Compliance monitoring results must be submitted electronically using DEP’s Discharge Monitoring Report (DMR) system. Existing permittees have until December 21, 2016 to register for the electronic DMR system with DEP’s Bureau of Clean Water. DMRs are due on January 28 and July 28 of each year, 28 days after each semiannual period. By May 1 of each year, permittees must submit an Annual Report addressing activities under the General Permit along with a $500 “Annual NOI Installment Fee.”
Facilities that currently have coverage under the old PAG-03 should carefully evaluate the new requirements. While a year may seem like a long time to come into compliance, meeting some of the new requirements may involve time-consuming physical changes to the facility. Facilities that currently have individual NPDES permits for stormwater discharges may want to determine whether they are eligible to convert to the PAG-03 and whether there are advantages to doing so.
1 In accordance with the Clean Water Act, 33 U.S.C. § 1251 et seq., and Pennsylvania’s Clean Streams Law, 35 P.S. § 691.1 et seq., all industrial operators must obtain a NPDES General Permit before discharging stormwater. DEP reissued a new General Permit on September 24, 2016 to replace the prior version of the permit issued on December 5, 2010. See 46 Pa.B. 6083. The changes to the General Permit were adopted to be consistent with the United States Environmental Protection Agency’s Multi-Sector General Permit for Stormwater Discharges Associated with Industrial Activity which was reissued in 2015.

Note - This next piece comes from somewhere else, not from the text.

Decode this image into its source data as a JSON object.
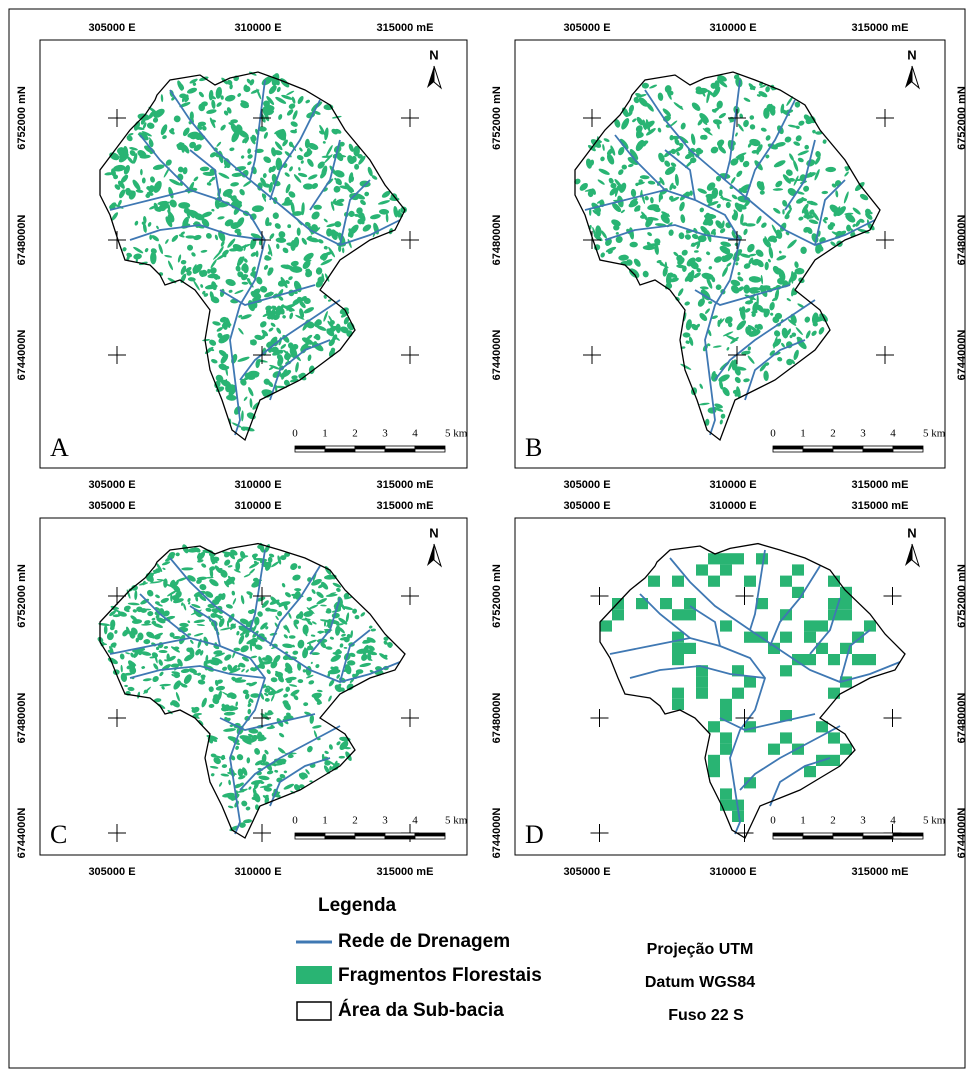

2 The NOI form must be completed by any industrial operator seeking to discharge stormwater as a prerequisite to obtaining a NPDES General Permit.
3 BMPs are defined in 25 Pa. Code § 92a.2 as “[s]chedules of activities, prohibitions of practices, maintenance procedures and other management practices to prevent or reduce pollutant loading to surface waters of this Commonwealth” including “treatment requirements, operating procedures and practices to control plant site runoff, spillage or leaks, sludge or waste disposal, or drainage from raw material storage” and “activities, facilities, measures, planning or procedures used to minimize accelerated erosion and sedimentation and manage stormwater to protect, maintain, reclaim, and restore the quality of waters and the existing and designated uses of waters within this Commonwealth before, during and after earth disturbance activities.”
5 46 Pa.B. 6083 (September 24, 2016).
6 WLA means the portion of a surface water’s loading capacity that is allocated to existing and future point source discharges. 25 Pa. Code § 96.1.
7 TMDL means the sum of individual waste load allocations for point sources, load allocations for nonpoint sources and natural quality and a margin of safety expressed in terms of mass per time, toxicity or other appropriate measures. 25 Pa. Code § 96.1.
8 See 40 CFR §§ 125.81 and 125.91.
9 A “representative outfall” is defined in PAG-03 as “a point source selected by the permittee or DEP to represent the quality of stormwater for pollutant monitoring purposes because its drainage area characteristics are substantially identical in nature to the drainage area(s) of other point source(s) at the facility or site.”
10 “No exposure” occurs “where industrial materials and activities are protected by a storm-resistant shelter to prevent exposure to stormwater.” See 25 Pa. Code § 92a.2; 40 CFR § 122.26(g).
Disclaimer: This post does not offer specific legal advice, nor does it create an attorney-client relationship. You should not reach any legal conclusions based on the information contained in this post without first seeking the advice of counsel.